Core Concepts
This paper presents efficient algorithms for computing maximum cliques in disk graphs with a bounded number of different radii sizes, and in ball graphs with ball centers on a bounded number of parallel planes or planes perpendicular to a single plane.
Abstract
The paper examines the problem of efficiently computing maximum cliques in disk graphs and ball graphs, which are geometric intersection graphs with disks and balls as vertices, respectively.
Key highlights:
- For disk graphs with k different radii sizes, the paper presents an O(2^k n^2k(f(n) + n^2))-time algorithm, where f(n) is the time to compute a maximum matching in a n-vertex bipartite graph. This settles the open question for the case of k=2 different radii.

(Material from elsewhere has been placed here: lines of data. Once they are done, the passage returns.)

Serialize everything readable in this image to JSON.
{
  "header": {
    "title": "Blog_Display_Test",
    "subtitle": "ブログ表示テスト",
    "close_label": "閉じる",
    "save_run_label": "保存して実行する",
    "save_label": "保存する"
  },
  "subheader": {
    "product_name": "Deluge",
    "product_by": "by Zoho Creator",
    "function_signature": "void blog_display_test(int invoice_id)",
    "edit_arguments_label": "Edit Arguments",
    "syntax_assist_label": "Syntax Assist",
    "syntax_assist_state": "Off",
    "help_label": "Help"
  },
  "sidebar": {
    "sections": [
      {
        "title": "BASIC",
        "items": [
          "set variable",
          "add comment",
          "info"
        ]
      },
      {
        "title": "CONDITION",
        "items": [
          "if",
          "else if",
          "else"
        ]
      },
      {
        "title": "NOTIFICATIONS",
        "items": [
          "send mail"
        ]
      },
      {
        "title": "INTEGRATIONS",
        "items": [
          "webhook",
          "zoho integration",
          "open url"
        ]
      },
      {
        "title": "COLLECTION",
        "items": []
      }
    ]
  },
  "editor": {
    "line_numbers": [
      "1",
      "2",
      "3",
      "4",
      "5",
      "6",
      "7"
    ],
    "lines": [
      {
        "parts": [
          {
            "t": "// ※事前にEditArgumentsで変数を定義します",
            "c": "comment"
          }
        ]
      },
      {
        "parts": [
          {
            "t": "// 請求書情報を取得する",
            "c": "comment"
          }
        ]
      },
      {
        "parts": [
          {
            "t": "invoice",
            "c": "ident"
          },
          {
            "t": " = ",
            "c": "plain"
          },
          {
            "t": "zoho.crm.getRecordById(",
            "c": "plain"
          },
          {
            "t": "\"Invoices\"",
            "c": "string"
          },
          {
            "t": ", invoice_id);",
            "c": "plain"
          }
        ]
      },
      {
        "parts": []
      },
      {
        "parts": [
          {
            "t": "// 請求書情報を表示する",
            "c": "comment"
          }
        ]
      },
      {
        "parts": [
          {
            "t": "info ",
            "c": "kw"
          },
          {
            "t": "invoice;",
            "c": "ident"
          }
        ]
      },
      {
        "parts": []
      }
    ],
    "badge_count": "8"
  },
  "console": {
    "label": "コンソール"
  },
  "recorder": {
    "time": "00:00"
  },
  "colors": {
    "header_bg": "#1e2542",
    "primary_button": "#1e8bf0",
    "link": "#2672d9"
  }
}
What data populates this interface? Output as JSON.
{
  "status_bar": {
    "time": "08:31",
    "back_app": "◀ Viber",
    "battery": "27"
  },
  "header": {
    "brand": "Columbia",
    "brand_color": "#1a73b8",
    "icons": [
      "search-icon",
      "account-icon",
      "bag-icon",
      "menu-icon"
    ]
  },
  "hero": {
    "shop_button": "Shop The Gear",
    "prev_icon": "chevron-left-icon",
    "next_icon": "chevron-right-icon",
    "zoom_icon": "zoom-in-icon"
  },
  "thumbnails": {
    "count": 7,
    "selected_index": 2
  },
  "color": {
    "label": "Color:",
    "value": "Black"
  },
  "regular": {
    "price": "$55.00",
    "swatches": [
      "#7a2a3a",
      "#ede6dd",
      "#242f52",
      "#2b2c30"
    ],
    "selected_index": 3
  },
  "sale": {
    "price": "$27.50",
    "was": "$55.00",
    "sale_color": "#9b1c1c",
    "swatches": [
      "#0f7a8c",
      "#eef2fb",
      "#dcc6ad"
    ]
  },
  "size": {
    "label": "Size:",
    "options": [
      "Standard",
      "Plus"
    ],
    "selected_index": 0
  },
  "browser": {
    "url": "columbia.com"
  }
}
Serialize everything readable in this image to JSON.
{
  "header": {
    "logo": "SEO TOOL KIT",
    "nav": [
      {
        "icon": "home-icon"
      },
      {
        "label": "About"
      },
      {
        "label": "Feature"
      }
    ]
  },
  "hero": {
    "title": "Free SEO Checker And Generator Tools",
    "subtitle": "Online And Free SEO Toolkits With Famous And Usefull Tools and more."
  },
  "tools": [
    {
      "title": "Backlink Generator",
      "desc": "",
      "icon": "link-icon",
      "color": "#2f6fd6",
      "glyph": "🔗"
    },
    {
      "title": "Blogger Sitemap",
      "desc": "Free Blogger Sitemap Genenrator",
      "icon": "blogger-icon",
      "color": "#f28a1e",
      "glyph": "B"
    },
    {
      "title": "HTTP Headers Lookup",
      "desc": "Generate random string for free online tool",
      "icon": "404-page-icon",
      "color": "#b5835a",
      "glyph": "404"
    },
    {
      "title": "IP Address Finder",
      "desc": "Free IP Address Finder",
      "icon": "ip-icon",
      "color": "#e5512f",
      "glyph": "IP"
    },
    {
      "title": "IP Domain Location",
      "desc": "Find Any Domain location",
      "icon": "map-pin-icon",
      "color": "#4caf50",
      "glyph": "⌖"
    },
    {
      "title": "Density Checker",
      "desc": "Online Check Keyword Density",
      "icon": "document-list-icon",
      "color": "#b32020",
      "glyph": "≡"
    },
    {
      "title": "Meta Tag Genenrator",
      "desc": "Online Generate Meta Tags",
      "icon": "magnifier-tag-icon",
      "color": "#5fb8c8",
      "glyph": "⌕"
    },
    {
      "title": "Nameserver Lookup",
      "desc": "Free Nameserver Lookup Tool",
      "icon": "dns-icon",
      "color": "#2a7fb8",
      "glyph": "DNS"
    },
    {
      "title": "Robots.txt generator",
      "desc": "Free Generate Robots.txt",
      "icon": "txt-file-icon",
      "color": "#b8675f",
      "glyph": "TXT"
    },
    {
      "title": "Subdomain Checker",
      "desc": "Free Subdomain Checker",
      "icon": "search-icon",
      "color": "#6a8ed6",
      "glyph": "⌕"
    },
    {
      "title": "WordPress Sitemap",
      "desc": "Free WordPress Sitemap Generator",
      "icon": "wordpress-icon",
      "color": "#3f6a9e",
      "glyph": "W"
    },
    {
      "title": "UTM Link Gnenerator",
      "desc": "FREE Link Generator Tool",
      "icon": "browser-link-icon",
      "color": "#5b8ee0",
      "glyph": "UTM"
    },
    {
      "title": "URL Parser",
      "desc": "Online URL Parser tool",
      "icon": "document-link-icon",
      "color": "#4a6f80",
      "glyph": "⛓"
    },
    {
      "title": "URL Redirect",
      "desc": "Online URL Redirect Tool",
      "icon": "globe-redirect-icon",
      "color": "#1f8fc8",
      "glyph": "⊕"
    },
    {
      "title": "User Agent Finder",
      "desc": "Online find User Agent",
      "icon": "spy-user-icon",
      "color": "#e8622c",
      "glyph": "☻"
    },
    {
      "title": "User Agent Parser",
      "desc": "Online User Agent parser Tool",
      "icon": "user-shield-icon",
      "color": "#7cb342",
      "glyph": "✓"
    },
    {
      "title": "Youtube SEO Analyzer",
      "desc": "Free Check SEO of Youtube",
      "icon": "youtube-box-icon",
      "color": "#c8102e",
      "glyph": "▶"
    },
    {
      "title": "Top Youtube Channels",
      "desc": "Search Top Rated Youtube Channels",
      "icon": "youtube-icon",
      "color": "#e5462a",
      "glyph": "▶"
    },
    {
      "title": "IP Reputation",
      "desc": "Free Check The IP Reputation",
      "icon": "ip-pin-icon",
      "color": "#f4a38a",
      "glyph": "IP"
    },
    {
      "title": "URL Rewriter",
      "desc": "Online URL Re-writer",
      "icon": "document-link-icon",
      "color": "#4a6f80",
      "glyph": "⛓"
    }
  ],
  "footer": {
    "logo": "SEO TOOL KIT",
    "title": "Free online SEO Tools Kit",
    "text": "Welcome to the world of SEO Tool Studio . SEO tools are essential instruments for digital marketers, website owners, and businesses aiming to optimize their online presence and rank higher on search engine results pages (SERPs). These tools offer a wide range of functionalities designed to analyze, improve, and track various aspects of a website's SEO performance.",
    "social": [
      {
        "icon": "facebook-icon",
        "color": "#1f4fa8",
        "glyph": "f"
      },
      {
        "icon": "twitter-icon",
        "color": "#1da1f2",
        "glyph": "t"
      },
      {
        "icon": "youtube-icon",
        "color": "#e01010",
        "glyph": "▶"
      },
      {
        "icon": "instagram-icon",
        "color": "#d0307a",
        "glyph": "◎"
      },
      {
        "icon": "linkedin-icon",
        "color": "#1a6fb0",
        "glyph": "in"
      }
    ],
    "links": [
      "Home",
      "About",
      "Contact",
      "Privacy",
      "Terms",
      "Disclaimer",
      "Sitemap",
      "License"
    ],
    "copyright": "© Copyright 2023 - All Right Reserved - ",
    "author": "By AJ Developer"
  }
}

- For unit disk graphs, the paper shows how to compute a maximum clique for every possible axis-aligned rectangle determined by the input disk centers in O(n^5 log n) time, which is at least a factor of n^4/3 faster than applying the fastest known algorithm for each rectangle independently.
- For ball graphs with k different radii sizes where the ball centers lie on r parallel planes, the paper gives an O(2^k n^2rk(f(n) + n^2r))-time algorithm. This contrasts the previously known NP-hardness result for finding a maximum clique in an arbitrary ball graph.
- The key ideas behind the algorithms are to exploit the geometric properties of disks and balls to efficiently construct cliques, rather than relying on the traditional lens-based approach which faces challenges in the multi-radii setting.
Stats
The paper does not provide any specific numerical data or statistics to support the key logics. The focus is on presenting efficient algorithms and their time complexities.
Quotes
The paper does not contain any striking quotes that support the key logics.